И не знаю уж почему, но заслышав такую формулировочку, проникаюсь бешеной жалостью к самой себе, и трясусь вся в рыданиях. Прям как курва-Лиличка час назад ,сигаретой пальцы жгу, тушь по лицу размазываю, реву о том, какая я вконец несчастная…
– Грязь, грязь, сплошная грязь! Написала ложь – знающим людям стыдно в глаза смотреть. Ты б почитал только, какие жуткие письма шлют мне те, кто знал Марину по-настоящему… И так мне! И правильно! – задыхаюсь уже от собственных всхлипываний, но выговориться сейчас важнее. Не перед Артуром-лжецом, не перед ним, конечно, а просто так перед воздухом, перед пространством, что б понимало все, видело как тошно мне, а, значит, я еще не совсем бессовестная … – Поделом мне! Связалась с торговцами чужими страданиями, значит, и сама теперь такая же! – накатывает новая волна обиды. – А я тебе, Артур, верила! Думала ты со мной настоящий, искренний. А тут – такое опровержение. Да еще и в интимных подробностях. Я ей – «давай эту тему отбросим, как-то не до мужиков сейчас», а она – дурная уже совсем, одержимая – странно так смотрит, явно сама себя воспоминаниями накрутив и давай чушь нести: «Иди ко мне.

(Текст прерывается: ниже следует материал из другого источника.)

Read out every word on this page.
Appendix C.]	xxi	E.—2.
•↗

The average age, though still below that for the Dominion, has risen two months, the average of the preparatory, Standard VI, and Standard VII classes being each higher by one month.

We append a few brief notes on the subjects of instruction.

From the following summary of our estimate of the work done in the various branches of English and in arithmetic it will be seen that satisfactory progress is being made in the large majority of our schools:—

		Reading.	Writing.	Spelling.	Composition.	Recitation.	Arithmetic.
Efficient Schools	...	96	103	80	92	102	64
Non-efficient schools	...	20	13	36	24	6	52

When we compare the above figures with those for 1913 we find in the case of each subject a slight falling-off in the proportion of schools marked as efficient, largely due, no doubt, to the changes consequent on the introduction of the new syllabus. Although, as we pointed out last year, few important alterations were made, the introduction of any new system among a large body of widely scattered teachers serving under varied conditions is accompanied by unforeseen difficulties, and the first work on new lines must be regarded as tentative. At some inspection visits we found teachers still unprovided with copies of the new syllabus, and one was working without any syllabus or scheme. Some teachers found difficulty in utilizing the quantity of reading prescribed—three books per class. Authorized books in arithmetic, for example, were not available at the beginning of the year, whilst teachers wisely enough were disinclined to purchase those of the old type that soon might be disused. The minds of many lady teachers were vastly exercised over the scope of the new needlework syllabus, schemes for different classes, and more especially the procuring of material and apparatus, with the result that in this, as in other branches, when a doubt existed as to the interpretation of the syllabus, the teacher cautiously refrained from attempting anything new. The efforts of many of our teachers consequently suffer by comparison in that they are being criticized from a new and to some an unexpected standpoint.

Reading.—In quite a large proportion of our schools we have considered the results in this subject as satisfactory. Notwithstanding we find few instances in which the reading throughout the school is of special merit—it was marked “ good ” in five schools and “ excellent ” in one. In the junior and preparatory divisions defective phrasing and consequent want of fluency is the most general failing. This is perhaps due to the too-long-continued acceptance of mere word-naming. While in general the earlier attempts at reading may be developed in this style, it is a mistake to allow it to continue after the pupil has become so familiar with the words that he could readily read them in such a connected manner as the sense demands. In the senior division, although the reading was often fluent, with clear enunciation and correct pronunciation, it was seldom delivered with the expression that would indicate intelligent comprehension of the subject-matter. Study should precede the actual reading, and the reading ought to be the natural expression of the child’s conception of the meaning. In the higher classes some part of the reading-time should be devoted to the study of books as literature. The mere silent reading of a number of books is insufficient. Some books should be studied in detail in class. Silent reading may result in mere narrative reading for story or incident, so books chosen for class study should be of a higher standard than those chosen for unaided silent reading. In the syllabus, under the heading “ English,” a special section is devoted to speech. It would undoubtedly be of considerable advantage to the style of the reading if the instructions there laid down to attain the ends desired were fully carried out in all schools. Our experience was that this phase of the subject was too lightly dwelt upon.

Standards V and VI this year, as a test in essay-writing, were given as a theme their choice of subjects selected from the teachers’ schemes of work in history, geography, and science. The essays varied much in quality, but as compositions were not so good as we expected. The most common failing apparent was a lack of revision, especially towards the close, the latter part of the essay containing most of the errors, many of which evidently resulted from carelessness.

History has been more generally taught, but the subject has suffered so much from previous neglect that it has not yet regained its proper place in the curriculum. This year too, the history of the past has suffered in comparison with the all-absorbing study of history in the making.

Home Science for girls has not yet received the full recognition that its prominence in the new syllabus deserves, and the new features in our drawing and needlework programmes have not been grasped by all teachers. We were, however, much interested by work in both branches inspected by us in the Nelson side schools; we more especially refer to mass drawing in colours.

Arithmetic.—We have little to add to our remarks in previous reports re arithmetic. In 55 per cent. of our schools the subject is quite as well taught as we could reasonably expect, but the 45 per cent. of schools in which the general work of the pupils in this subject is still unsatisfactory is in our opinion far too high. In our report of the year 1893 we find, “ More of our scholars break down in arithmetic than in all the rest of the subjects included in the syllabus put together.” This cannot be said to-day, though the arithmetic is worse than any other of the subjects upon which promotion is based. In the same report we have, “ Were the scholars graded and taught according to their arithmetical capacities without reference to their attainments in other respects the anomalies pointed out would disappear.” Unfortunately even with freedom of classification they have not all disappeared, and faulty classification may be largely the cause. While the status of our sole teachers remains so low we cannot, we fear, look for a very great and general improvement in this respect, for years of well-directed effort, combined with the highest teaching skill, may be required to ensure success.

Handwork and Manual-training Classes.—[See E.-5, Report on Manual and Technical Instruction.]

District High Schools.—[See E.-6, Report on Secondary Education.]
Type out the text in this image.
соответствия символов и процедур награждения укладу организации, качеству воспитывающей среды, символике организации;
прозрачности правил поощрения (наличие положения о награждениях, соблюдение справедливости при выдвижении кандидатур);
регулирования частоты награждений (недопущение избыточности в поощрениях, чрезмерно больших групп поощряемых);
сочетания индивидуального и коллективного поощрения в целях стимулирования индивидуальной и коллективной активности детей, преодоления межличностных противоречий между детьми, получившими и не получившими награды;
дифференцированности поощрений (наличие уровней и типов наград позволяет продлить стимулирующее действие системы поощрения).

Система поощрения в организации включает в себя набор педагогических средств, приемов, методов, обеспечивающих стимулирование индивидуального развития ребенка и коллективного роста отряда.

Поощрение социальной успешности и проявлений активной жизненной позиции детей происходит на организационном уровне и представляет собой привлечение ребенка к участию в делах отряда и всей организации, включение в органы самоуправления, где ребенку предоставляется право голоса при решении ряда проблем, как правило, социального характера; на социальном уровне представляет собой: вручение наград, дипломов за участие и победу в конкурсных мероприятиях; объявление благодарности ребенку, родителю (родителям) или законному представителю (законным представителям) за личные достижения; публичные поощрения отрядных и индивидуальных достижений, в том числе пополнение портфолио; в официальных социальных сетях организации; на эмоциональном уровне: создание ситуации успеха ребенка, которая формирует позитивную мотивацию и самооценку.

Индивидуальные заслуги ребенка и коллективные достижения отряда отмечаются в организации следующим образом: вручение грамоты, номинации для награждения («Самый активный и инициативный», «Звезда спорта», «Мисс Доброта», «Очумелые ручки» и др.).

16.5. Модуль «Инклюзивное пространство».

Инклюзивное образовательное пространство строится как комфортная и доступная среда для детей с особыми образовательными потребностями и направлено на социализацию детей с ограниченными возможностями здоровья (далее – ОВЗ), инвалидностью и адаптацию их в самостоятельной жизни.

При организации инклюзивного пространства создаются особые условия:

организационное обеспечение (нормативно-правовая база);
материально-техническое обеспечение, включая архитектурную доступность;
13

Только женщина знает, что нужно женщине, да? Я давно ведь уже о тебе думаю. Ох, как нам будет сладко, да, милая?» – и прыгает, как змея. И зубами в губы впивается, и рукой грудь сжимает. А кругом эти друзья ее бесноватые… И оборачиваются вдруг на нас, и визжат поощряюще, и в ладоши хлопают. Гадость какая! Уж насколько я человек без комплексов, а тут такой стыд испытала. Старая, пьяная – ну не пьяная, ну все равно никакущая – баба о себе заоблачного мнения и меня совратить пытается. Совсем она с катушек скатилась… Отругала ее, рассорилась. Лиличка обиделась, на шею какому-то нежащемуся неподалеку в кресле парню бросилась. Буквально, с ногами. А я в положении идиотки, то ли тащить ее домой – накуролесит ведь. То ли оставить получать удовольствие. Но она, слава богу, сама вдруг остатки разума в кулак соскребла. Давай мужу звонить, карету требовать. А на меня и не смотрит, вся разобиженная. «Ты, – говорит, – Шуток не понимаешь, себя выше всех ставишь и вообще, скучная»… Я плюнула и домой поехала. А по дороге, только расслабиться попытаюсь, лезет этот ее рассказ в голову. Как ты мог? Она же старая, обшарпанная, сумасшедшая… Если это твой вкус, то на фига меня морочишь, для коллекции?! – последнее, конечно, уже не жалобы, а ярость с обвинениями. – Убирайся! – кричу.